Power tuning HPC jobs on power-constrained systems

Abstract

As we approach the exascale era, power has become a primary bottleneck. The US Department of Energy has set a power constraint of 20MW on each exascale machine. To be able achieve one exaflop under this constraint, it is necessary that we use power intelligently to maximize performance under a power constraint. Most production-level parallel applications that run on a supercomputer are tightly-coupled parallel applications. A naϊve approach of enforcing a power constraint for a parallel job would be to divide the job's power budget uniformly across all the processors. However, previous work has shown that a power capped job suffers from performance variation of otherwise identical processors leading to overall sub-optimal performance. We propose a 2-level hierarchical variation-aware approach of managing power at machine-level. At the macro level, PPartition partitions a machine's power budget across jobs to assign a power budget to each job running on the system such that the machine never exceeds its power budget.
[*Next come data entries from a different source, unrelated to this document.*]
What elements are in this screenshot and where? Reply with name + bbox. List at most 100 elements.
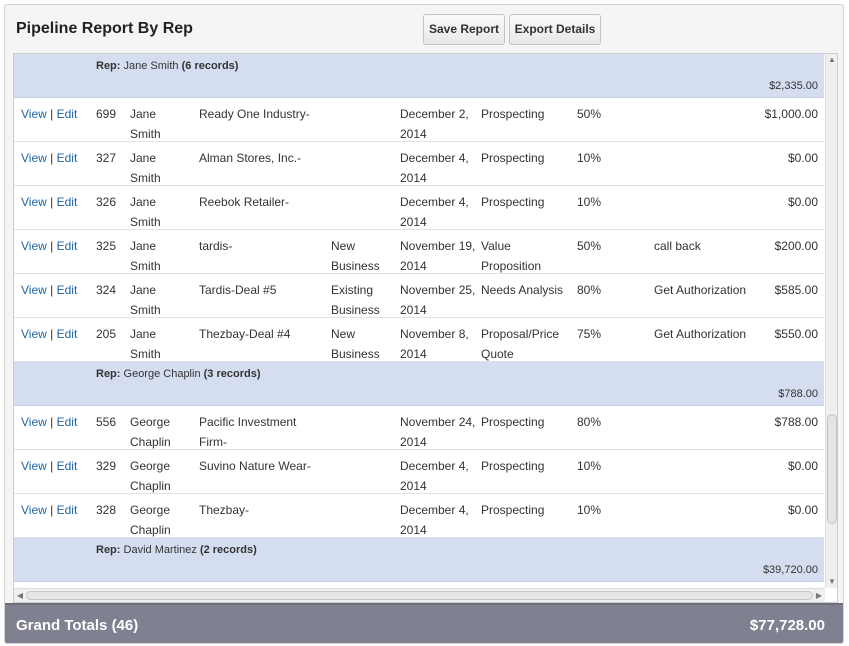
view-link[interactable]: View <box>21 151 47 165</box>
rep-prefix: Rep: <box>96 60 120 72</box>
probability: 10% <box>577 500 601 520</box>
close-date: December 2, 2014 <box>400 104 478 144</box>
edit-link[interactable]: Edit <box>57 283 78 297</box>
group-header: Rep: David Martinez (2 records)$39,720.0… <box>14 538 824 582</box>
action-separator: | <box>50 503 53 517</box>
edit-link[interactable]: Edit <box>57 503 78 517</box>
table-row: View | Edit 329 George Chaplin Suvino Natur… <box>14 450 824 494</box>
stage: Value Proposition <box>481 236 573 276</box>
opportunity-id: 699 <box>96 104 116 124</box>
report-table: Rep: Jane Smith (6 records) $2,335.00 View… <box>14 54 824 582</box>
view-link[interactable]: View <box>21 503 47 517</box>
row-actions: View | Edit <box>21 148 77 168</box>
edit-link[interactable]: Edit <box>57 107 78 121</box>
amount: $585.00 <box>775 280 818 300</box>
action-separator: | <box>50 151 53 165</box>
opportunity-id: 205 <box>96 324 116 344</box>
rep-name: Jane Smith <box>124 60 179 72</box>
probability: 80% <box>577 280 601 300</box>
probability: 80% <box>577 412 601 432</box>
opportunity-name: Ready One Industry- <box>199 104 324 124</box>
group-header: Rep: Jane Smith (6 records) $2,335.00 <box>14 54 824 98</box>
table-row: View | Edit699Jane SmithReady One Indust… <box>14 98 824 142</box>
scroll-up-icon[interactable]: ▲ <box>826 54 838 66</box>
action-separator: | <box>50 415 53 429</box>
horizontal-scrollbar-thumb[interactable] <box>26 591 813 600</box>
rep-prefix: Rep: <box>96 544 120 556</box>
group-header: Rep: George Chaplin (3 records)$788.00 <box>14 362 824 406</box>
opportunity-id: 327 <box>96 148 116 168</box>
vertical-scrollbar-thumb[interactable] <box>827 414 837 524</box>
opportunity-id: 326 <box>96 192 116 212</box>
view-link[interactable]: View <box>21 327 47 341</box>
stage: Needs Analysis <box>481 280 573 300</box>
amount: $0.00 <box>788 192 818 212</box>
opportunity-name: Alman Stores, Inc.- <box>199 148 324 168</box>
close-date: December 4, 2014 <box>400 456 478 496</box>
next-step: Get Authorization <box>654 280 764 300</box>
owner-name: Jane Smith <box>130 192 190 232</box>
owner-name: George Chaplin <box>130 456 190 496</box>
opportunity-type: New Business <box>331 236 395 276</box>
opportunity-name: Pacific Investment Firm- <box>199 412 324 452</box>
group-rep-label: Rep: Jane Smith (6 records) <box>96 60 238 72</box>
edit-link[interactable]: Edit <box>57 459 78 473</box>
record-count: (3 records) <box>204 368 261 380</box>
horizontal-scrollbar[interactable]: ◀ ▶ <box>14 588 825 602</box>
table-row: View | Edit324Jane SmithTardis-Deal #5Ex… <box>14 274 824 318</box>
view-link[interactable]: View <box>21 195 47 209</box>
edit-link[interactable]: Edit <box>57 327 78 341</box>
vertical-scrollbar[interactable]: ▲ ▼ <box>825 54 838 588</box>
report-table-scroll-area[interactable]: Rep: Jane Smith (6 records) $2,335.00 View… <box>13 53 838 603</box>
view-link[interactable]: View <box>21 283 47 297</box>
record-count: (2 records) <box>200 544 257 556</box>
stage: Prospecting <box>481 148 573 168</box>
probability: 50% <box>577 236 601 256</box>
opportunity-id: 328 <box>96 500 116 520</box>
row-actions: View | Edit <box>21 280 77 300</box>
edit-link[interactable]: Edit <box>57 239 78 253</box>
probability: 10% <box>577 148 601 168</box>
table-row: View | Edit328George ChaplinThezbay-Dece… <box>14 494 824 538</box>
probability: 75% <box>577 324 601 344</box>
owner-name: George Chaplin <box>130 500 190 540</box>
amount: $788.00 <box>775 412 818 432</box>
table-row: View | Edit325Jane Smithtardis-New Busin… <box>14 230 824 274</box>
edit-link[interactable]: Edit <box>57 195 78 209</box>
action-separator: | <box>50 239 53 253</box>
row-actions: View | Edit <box>21 456 77 476</box>
edit-link[interactable]: Edit <box>57 151 78 165</box>
view-link[interactable]: View <box>21 415 47 429</box>
amount: $550.00 <box>775 324 818 344</box>
amount: $200.00 <box>775 236 818 256</box>
action-separator: | <box>50 195 53 209</box>
view-link[interactable]: View <box>21 239 47 253</box>
rep-name: George Chaplin <box>124 368 201 380</box>
view-link[interactable]: View <box>21 459 47 473</box>
export-details-button[interactable]: Export Details <box>509 14 601 45</box>
amount: $0.00 <box>788 148 818 168</box>
close-date: November 25, 2014 <box>400 280 478 320</box>
edit-link[interactable]: Edit <box>57 415 78 429</box>
table-row: View | Edit556George ChaplinPacific Inve… <box>14 406 824 450</box>
stage: Prospecting <box>481 456 573 476</box>
scroll-right-icon[interactable]: ▶ <box>813 590 825 602</box>
probability: 10% <box>577 192 601 212</box>
report-header: Pipeline Report By Rep Save Report Expor… <box>5 5 844 53</box>
action-separator: | <box>50 107 53 121</box>
view-link[interactable]: View <box>21 107 47 121</box>
close-date: November 19, 2014 <box>400 236 478 276</box>
row-actions: View | Edit <box>21 104 77 124</box>
save-report-button[interactable]: Save Report <box>423 14 505 45</box>
opportunity-name: Suvino Nature Wear- <box>199 456 324 476</box>
scroll-left-icon[interactable]: ◀ <box>14 590 26 602</box>
record-count: (6 records) <box>182 60 239 72</box>
group-subtotal: $788.00 <box>778 388 818 400</box>
opportunity-id: 329 <box>96 456 116 476</box>
close-date: December 4, 2014 <box>400 192 478 232</box>
group-subtotal: $2,335.00 <box>769 80 818 92</box>
grand-totals-amount: $77,728.00 <box>750 617 825 634</box>
stage: Prospecting <box>481 500 573 520</box>
opportunity-id: 325 <box>96 236 116 256</box>
scroll-down-icon[interactable]: ▼ <box>826 576 838 588</box>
At the micro level, PTune makes job-centric decisions by taking the performance variation into account. For every moldable job, PTune determines the optimal number of processors, the selection of processors and the distribution of the job's power budget across them, with the goal of maximizing the job's performance under its power budget. Experiments show that, at the micro level, PTune achieves a performance improvement of up to 29% compared to a naϊve approach. PTune does not lead to any performance degradation, yet frees up almost 40% of the processors for the same performance as that of the naϊve approach under a hard power bound. At the macro level, PPartition is able to achieve a throughput improvement of 5-35% compared to uniform power distribution.